The OMB memorandum directs CISA to create a common self-attestation form suitable for use by all federal agencies. An agency can require additional attestation requirements, modifications, or supplements to the common self-attestation form, but the agency will need OMB approval for any changes. Whether agencies choose to use the CISA self-attestation form or implement different processes remains to be seen. The General Services Administration released an Acquisition Letter, MV-23-01, in January 2023 that adopted a different definition of “software” than the OMB memorandum. However, the letter also committed to using CISA’s common self-attestation form once available.
The OMB memorandum defines “Software,” as “firmware, operating systems, applications, application services (e.g., cloud-based software), and products containing software.” The memorandum requires attestations for software that (1) was developed after September 14, 2022 or (2) was modified by a major version change after September 14, 2022. The CISA proposed self-attestation form includes a third category of software that will require attestation. A self-attestation also will need to be submitted for (3) “any software to which the producer delivers continuous changes to the software code (such as software-as-a-service products or other products using continuous delivery/continuous deployment).”
The form allows for a software producer with software that has been verified by a FedRAMP third party assessor organization (3PAO) or other agency-approved 3PAO to submit the assessment documentation in lieu of an attestation.
The self-attestation form lists four main categories of requirements from the Secure Software Development Framework to which software producers must attest:
- The software was developed and built in secure environments.
- The software producer made a good faith effort to maintain trusted source supply chains, including employing automated tools and establishing a process to address the security of third-party components and vulnerabilities.

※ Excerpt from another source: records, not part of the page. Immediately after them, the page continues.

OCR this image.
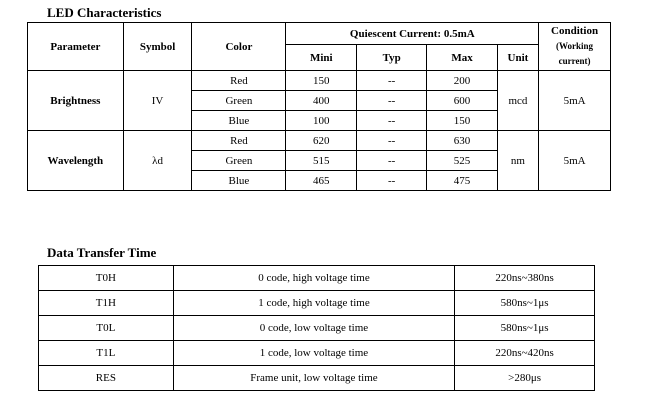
LED Characteristics
Parameter	Symbol	Color	Quiescent Current: 0.5mA				Condition
(Working current)

			Mini	Typ	Max	Unit	
Brightness	IV	Red	150	--	200	mcd	5mA
		Green	400	--	600		
		Blue	100	--	150		
Wavelength	λd	Red	620	--	630	nm	5mA
		Green	515	--	525		
		Blue	465	--	475		
Data Transfer Time
T0H	0 code, high voltage time	220ns~380ns
T1H	1 code, high voltage time	580ns~1μs
T0L	0 code, low voltage time	580ns~1μs
T1L	1 code, low voltage time	220ns~420ns
RES	Frame unit, low voltage time	>280μs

- The software producer maintains provenance data for internal and third-party code incorporated into the software.
- The software producer employed automated tools that check for security vulnerabilities.
CISA is particularly interested in feedback on the following aspects of the proposed common self-attestation form:
- CISA requests more information on the potential burden on producers of collecting the requested information. CISA estimates the time burden for completing the attestation form for each software producer will amount to roughly 3.3 hours per self-attestation form. The form requires the Chief Executive Officer of the software producer or a designee to sign the form and attest to secure software development practices. The CISA form notes that providing false or misleading information on the form could result in a violation of 18 U.S.C. § 1001, which imposes criminal liability for false statements.
- CISA specifies that a software producer will need to resubmit the self-attestation form for any major software changes. CISA seeks comment on how frequently this may happen and how to reduce respondent burden due to collection.
- CISA also seeks comment on the burdens and costs of providing additional attestation artifacts or documentation such as a Software Bill of Materials (SBOMs). CISA assumes that a software producer would already have this additional information readily available.
Comments on the Secure Software Development Common Self-Attestation Form can be submitted here. The comment period closes on June 26, 2023, which is roughly when the OMB Memo directed agencies to begin collecting attestations for critical software.